Proteins undergoing a change in phosphorylation state following infection with T. gondii as identified using SAP-DIGE

Protein	Phosphorylation status in infected cells	Functional category
Caldesmon	Unphosphorylated	Mitosis
Calreticulin	Unphosphorylated	Protein folding
Nucleobindin	Unphosphorylated	Protein fate
Protein disulfide isomerase	Unphosphorylated	Structural
Thyroid hormone binding protein	Unphosphorylated	Signal transduction/cellular communication
Chaperonin (HSP60)	Phosphorylated	Energy metabolism
LMNA protein	Phosphorylated	Unknown
Vimentin	Phosphorylated	Structural

Concluding remarks.

This study represents the first quantitative analysis of the modulation of a host cell proteome by an intracellular parasite, providing evidence for global reprogramming of cell metabolism and demonstrating the intimate relationship between pathogen and host. Spear et al. (87) previously classified genes modulated in response to Toxoplasma infection into three categories based on their roles in the pathogen-infected cell: (i) prohost, i.e., genes required by the host cell for defense against the invading pathogen; (ii) proparasite, i.e., host genes required for parasite survival; and (iii) bystander, i.e., genes that are differentially regulated as a consequence of modulations in the first two categories. Potential proparasite response proteins identified in our study include the large number of apoptotic proteins modulated in the host cell and also the up-regulation of glycolytic enzymes. Many prohost proteins were also identified, including up-regulation of the metabolic protein AKR1B1, which protects cells from toxic products, and down-regulation of hnRNP K, a protein that represses the induction of immune response genes.

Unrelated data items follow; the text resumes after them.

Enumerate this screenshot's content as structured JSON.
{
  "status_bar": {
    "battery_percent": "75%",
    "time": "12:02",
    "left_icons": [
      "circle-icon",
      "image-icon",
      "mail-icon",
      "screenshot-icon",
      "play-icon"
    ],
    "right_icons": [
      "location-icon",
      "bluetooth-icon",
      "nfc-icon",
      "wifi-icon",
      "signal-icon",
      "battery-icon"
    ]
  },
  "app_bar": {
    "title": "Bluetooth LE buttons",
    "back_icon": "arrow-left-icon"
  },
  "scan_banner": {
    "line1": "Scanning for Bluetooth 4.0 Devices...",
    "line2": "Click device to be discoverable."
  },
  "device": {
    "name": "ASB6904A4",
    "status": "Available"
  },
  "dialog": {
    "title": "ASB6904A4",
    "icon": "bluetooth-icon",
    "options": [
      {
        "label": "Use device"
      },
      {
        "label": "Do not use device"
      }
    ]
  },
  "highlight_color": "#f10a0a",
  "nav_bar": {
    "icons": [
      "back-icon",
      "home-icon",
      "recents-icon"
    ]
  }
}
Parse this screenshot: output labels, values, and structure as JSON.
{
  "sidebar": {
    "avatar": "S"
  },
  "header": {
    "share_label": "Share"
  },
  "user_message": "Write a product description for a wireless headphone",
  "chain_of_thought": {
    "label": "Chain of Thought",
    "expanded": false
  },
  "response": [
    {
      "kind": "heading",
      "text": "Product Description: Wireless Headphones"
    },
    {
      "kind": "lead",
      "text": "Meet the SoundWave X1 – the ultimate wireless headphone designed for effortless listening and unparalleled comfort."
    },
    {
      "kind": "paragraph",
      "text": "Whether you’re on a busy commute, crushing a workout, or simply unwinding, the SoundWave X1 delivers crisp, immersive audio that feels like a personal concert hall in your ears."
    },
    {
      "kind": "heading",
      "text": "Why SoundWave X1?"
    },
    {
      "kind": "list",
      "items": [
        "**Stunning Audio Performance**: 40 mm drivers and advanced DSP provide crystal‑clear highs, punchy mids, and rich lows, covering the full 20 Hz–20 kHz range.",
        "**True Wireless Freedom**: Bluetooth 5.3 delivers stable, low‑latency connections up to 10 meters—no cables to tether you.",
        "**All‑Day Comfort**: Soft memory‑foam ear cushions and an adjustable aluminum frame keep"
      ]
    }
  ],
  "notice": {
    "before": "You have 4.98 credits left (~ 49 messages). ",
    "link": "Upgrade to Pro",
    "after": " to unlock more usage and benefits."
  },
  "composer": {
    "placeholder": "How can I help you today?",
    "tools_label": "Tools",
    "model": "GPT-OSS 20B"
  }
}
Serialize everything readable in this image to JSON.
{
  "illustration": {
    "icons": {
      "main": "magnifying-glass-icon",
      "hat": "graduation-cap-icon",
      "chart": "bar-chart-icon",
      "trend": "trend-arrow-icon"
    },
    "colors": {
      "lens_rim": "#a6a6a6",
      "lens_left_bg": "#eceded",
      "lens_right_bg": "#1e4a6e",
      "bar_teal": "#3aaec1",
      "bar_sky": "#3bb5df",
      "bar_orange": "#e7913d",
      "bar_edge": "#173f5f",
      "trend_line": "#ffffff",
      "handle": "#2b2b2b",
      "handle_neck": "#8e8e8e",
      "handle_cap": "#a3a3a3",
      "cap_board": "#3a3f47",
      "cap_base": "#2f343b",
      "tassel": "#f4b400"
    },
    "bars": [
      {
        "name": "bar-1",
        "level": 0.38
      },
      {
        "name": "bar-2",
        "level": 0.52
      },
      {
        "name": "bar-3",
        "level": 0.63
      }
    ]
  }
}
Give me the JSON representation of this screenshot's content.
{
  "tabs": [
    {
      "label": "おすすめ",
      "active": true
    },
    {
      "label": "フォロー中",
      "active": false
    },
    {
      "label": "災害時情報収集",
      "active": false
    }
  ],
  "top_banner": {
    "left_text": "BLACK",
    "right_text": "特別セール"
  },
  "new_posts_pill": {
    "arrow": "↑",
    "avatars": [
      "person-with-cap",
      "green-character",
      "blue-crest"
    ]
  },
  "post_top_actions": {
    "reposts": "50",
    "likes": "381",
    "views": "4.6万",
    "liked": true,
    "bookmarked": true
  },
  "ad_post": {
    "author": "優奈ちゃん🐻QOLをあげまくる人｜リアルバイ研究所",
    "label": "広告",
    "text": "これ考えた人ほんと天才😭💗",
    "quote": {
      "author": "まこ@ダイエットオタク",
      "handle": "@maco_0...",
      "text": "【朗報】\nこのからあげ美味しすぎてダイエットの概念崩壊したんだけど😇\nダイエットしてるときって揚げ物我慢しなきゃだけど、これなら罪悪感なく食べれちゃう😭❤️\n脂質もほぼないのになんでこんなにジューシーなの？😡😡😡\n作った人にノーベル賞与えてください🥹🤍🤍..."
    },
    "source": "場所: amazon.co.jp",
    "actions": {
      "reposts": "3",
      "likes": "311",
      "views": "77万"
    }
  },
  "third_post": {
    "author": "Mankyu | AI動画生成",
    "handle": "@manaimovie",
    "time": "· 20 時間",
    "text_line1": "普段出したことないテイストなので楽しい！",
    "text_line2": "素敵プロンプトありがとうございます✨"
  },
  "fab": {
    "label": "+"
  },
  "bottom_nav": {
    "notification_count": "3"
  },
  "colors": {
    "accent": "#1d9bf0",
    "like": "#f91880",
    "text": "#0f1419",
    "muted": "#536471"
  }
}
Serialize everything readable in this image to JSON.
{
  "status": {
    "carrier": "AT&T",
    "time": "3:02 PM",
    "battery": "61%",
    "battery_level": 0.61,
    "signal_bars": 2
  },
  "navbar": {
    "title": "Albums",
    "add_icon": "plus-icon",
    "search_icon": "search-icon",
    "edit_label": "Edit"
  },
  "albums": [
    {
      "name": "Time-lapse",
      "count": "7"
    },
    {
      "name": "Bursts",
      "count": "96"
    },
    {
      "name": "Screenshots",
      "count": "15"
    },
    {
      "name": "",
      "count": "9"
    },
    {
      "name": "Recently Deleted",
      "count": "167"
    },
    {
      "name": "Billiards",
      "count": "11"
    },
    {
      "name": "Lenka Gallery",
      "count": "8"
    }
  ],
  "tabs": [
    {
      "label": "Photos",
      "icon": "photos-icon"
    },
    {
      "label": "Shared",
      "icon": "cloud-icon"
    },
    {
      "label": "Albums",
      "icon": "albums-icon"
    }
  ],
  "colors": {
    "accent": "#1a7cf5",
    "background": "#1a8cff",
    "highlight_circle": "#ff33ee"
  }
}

Only a few comparative proteomic analyses of the host response to infection have been published to date, and these have focused on bacterial and viral pathogens (43, 97). A key question that arises from this study that demonstrates such an active and apparently specific response from the cell is to what degree the response is shared with all intracellular pathogens and which processes are specific to T. gondii (or Apicomplexa in general). Several groups have employed microarrays to analyze the host response to infection. A study by Vaena de Avalos investigated the host cell transcriptional response to infection with Trypanosoma cruzi (93). If these results are compared to transcriptional changes in Toxoplasma (6), very different expression profiles are apparent, indicating that at the transcriptional level at least, the host cell has a highly specific response to the two different parasites. We performed a preliminary DIGE study to investigate the proteomic response of HFFs infected with the nonapicomplexan intracellular parasite Leishmania major (data not shown). In this experiment, infection with L. major revealed significant down-regulation of 34 protein spots and up-regulation of 19 spots. This compares to down-regulation of 141 protein spots and up-regulation of 213 protein spots in the equivalent T. gondii experiment. Moreover, most of the differentially expressed proteins identified during L. major infection were structural proteins, including down-regulation of actin beta and tubulin beta. Importantly, however, apart from structural proteins, very few of the differentially expressed proteins were common to both experiments, suggesting that the response of the cell proteome to T. gondii may be quite specific. Further work is now needed to examine host cell proteome responses in a range of Apicomplexa and other intracellular protozoa.